Now heading north west, we had the sea on our starboard beam so it was time to open the throttles and enjoy another roller-coaster ride. Our speed ranged between 18 to 22 knots and the exhausts roared as we rolled violently from side to side, but we needn’t have feared as our trusty Broom took the conditions in her stride.


We approached the Mull of Galloway with some trepidation as the charts showed violent overfalls. However we were relieved to find it became smoother the closer we got to the land and we were soon eating up the final 15 miles to Portpatrick on a calm and very flat sea.

With another 60 miles under our belts, we entered the narrow channel and managed to find a cosy corner berth alongside the harbour wall.
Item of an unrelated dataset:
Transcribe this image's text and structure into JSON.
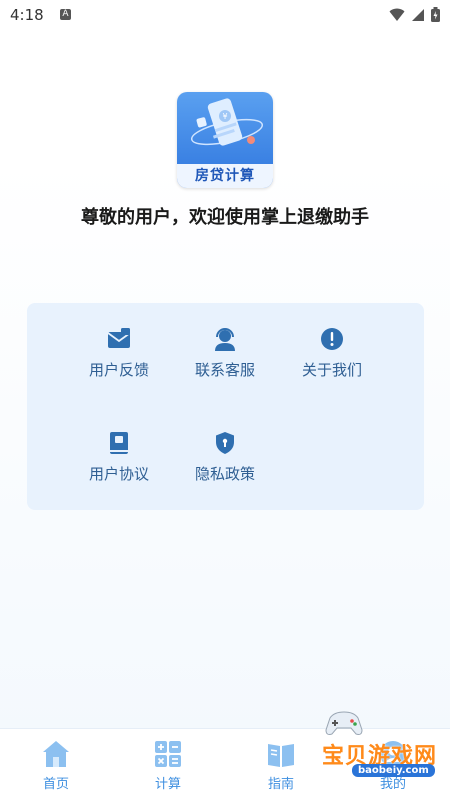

Having taken a wander around town we headed to the Crown Inn where we sat outside in the sunshine enjoying some lovely food before retiring to Boisterous Mistress for a glass or two of wine as we watched the fishing boats unload their catches.


Portpatrick’s idyllic harbour and town charmed Jackie and Kelston

We were tempted to stay another night but we were aware that the settled weather conditions were about to change. We left Portpatrick at 10.45am the next morning. It was flat calm to start with but became increasingly uncomfortable as we got nearer the Firth of Clyde.
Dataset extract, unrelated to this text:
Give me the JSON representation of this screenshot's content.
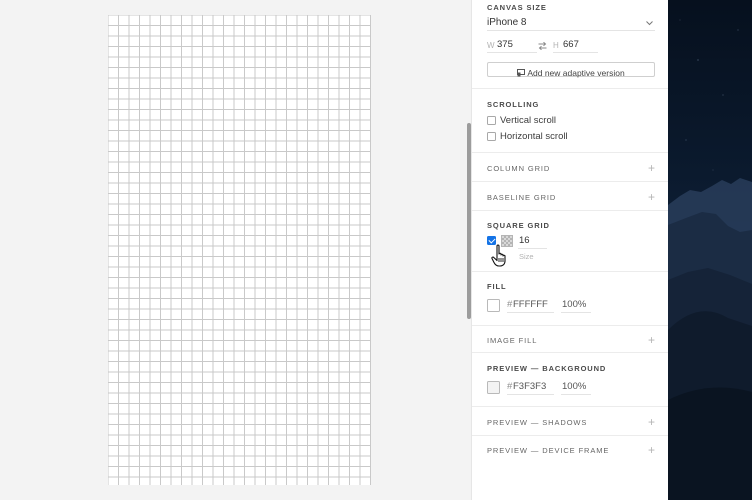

For the next 30 miles we battled through a constant barrage of spray as we headed straight into the wind and waves along a rocky coastline made even more hostile by grey, foreboding skies. Gradually, the conditions improved until eventually the sun popped out for the last 25 miles to Prestwick.

We were even welcomed into the Clyde estuary by a pod of friendly porpoises. When we entered Kip Marina at 3pm our fuel gauges were close to empty.


At last the couple could hoist a Scottish courtesy flag

New Scottish base

Having moored up and checked in with the helpful marina staff, we went in search of the local supermarket for some provisions and then checked out one of the bars at the Inverkip Hotel.

This was to be our new winter berth and from what we’d seen of it we were impressed. We now had three days to pack the boat away before heading home.

The first was spent cleaning her inside and out before brimming the tanks for winter. On the second we took the train to Edinburgh to see the sights and collect a car that I had bought as our transport home. On the last day the weather was so nice that we took the boat out for one final trip over to Bute.


Celebrating the end of their 321-mile journey with a magical trip to Bute

It was a glorious day and we trundled along at 7 knots in the sunshine, seeing more porpoises and a seal as well as the famous paddle steamer, Waverley.

It was a fitting end to our 321 miles cruise from Milford Haven. Our boat had done us proud yet again – requiring nothing more than a splash of oil and a fair bit of diesel to keep on trucking.

We now plan to remain in Inverkip for the 2022 season and use it as a base to explore the Western Isles before once again continuing our slow journey round Britain.